Search code examples
hadoophbaseapache-pigbigdata

Moving data to HBASE using Pig


I tried moving 851 data in my hbase for that i created hbase using below command

create 'customers', 'customers_data'

i moved the files using pig script. My pig script is

STOCK_A = LOAD '/user/cloudera/xxx' USING PigStorage('|');
data = FILTER STOCK_A BY ( $0 matches '.*MH.*');
MH_DATA = FOREACH data GENERATE $1, $3, $4;
STORE MH_DATA into 'hbase://customers' USING org.apache.pig.backend.hadoop.hbase.HBaseStorage('customers_data:firstname, customers_data:lastname, customers_data:age');

i got 851 data using my pig command.

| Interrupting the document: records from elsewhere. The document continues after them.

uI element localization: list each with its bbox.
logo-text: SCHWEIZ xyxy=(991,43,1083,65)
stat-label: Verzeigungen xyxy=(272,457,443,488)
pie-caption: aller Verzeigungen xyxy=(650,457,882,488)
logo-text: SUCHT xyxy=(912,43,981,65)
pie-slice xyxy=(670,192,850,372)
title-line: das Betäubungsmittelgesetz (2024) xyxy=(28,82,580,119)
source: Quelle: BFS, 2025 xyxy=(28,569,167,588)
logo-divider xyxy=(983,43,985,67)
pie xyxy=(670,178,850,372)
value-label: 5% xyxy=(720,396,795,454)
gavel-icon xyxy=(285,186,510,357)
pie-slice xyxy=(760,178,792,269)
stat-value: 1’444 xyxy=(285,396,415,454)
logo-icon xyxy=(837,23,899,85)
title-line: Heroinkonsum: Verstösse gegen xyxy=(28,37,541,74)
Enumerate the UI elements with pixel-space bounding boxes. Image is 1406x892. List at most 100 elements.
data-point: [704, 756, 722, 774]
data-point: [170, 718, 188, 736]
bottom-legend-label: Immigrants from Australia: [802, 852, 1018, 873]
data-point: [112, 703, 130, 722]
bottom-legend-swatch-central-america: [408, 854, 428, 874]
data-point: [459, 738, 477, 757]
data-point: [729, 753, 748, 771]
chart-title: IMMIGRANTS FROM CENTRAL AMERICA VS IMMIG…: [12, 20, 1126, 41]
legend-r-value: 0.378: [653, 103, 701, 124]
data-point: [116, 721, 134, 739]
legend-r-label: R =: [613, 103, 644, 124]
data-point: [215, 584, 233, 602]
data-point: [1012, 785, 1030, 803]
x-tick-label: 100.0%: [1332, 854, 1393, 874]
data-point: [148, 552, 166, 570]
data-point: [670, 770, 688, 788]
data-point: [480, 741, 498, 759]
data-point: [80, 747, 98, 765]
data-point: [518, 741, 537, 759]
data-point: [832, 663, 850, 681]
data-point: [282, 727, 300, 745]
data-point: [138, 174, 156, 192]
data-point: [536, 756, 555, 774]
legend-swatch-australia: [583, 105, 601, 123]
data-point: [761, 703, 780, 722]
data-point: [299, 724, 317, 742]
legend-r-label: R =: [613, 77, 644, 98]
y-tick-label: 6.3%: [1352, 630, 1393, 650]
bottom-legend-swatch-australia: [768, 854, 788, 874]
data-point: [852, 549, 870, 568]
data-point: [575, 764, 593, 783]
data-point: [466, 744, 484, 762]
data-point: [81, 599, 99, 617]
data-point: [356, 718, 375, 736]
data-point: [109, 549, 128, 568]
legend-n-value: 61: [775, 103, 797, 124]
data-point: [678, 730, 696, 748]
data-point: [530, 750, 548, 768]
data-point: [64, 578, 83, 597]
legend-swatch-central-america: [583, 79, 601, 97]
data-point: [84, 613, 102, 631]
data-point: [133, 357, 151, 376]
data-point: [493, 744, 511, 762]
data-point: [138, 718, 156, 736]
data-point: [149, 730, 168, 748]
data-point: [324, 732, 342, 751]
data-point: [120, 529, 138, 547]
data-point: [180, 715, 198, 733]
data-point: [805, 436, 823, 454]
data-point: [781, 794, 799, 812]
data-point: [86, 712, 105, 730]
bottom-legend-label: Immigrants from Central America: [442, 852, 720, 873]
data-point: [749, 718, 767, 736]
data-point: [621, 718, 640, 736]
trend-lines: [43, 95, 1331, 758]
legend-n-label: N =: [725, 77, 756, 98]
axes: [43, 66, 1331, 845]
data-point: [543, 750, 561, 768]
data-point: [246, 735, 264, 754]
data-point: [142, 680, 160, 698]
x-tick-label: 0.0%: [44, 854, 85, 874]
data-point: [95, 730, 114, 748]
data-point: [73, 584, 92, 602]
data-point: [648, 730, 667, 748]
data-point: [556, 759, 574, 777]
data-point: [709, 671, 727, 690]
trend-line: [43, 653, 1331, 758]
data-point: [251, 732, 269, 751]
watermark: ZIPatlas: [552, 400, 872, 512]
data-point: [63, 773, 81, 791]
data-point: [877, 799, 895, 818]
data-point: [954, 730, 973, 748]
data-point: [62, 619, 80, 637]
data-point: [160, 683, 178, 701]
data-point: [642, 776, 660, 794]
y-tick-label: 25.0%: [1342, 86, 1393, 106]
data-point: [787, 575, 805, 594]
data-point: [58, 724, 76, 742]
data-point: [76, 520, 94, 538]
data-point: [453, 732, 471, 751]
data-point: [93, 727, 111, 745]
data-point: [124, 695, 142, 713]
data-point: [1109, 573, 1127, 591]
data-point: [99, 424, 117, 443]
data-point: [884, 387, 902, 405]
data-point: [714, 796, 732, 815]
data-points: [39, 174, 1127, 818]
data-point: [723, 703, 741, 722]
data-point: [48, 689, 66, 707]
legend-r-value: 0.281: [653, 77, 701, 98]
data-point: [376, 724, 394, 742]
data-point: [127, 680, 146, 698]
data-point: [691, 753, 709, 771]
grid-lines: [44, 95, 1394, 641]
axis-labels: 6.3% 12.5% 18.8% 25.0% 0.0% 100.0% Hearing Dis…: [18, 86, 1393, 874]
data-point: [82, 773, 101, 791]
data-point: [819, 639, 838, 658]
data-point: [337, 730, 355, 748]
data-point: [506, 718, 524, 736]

My data is

    (aman,george,22)
    (aman,george,22)
    (aman,george,22)
     .
     .
     .
     .
     .
    851 

but when i try to put this data in hbase using below command

PIG_CLASSPATH=/usr/lib/hbase/hbase.jar:/usr/lib/zookeeper/zookeeper-3.4.5-cdh4.4.0.jar /usr/bin/pig /home/cloudera/remot/pighl7

data that is getting stored in HBASE is

ROW                                         COLUMN+CELL                                                                                                                 
 \xB5~\x5C&                                 column=customers_data:firstname, timestamp=1478700582076, value=george
 \xB5~\x5C&                                 column=customers_data:lastname, timestamp=1478700582076, value=22

I cant find my 851 records as well as the third parameter. I don't know what i am doing wrong. Please help


Solution

  • After doing a lot of research and trail and error when i changed the row key from name to timestamp i solved my problem, As i am using using row key which is having same name as of others it always updates it.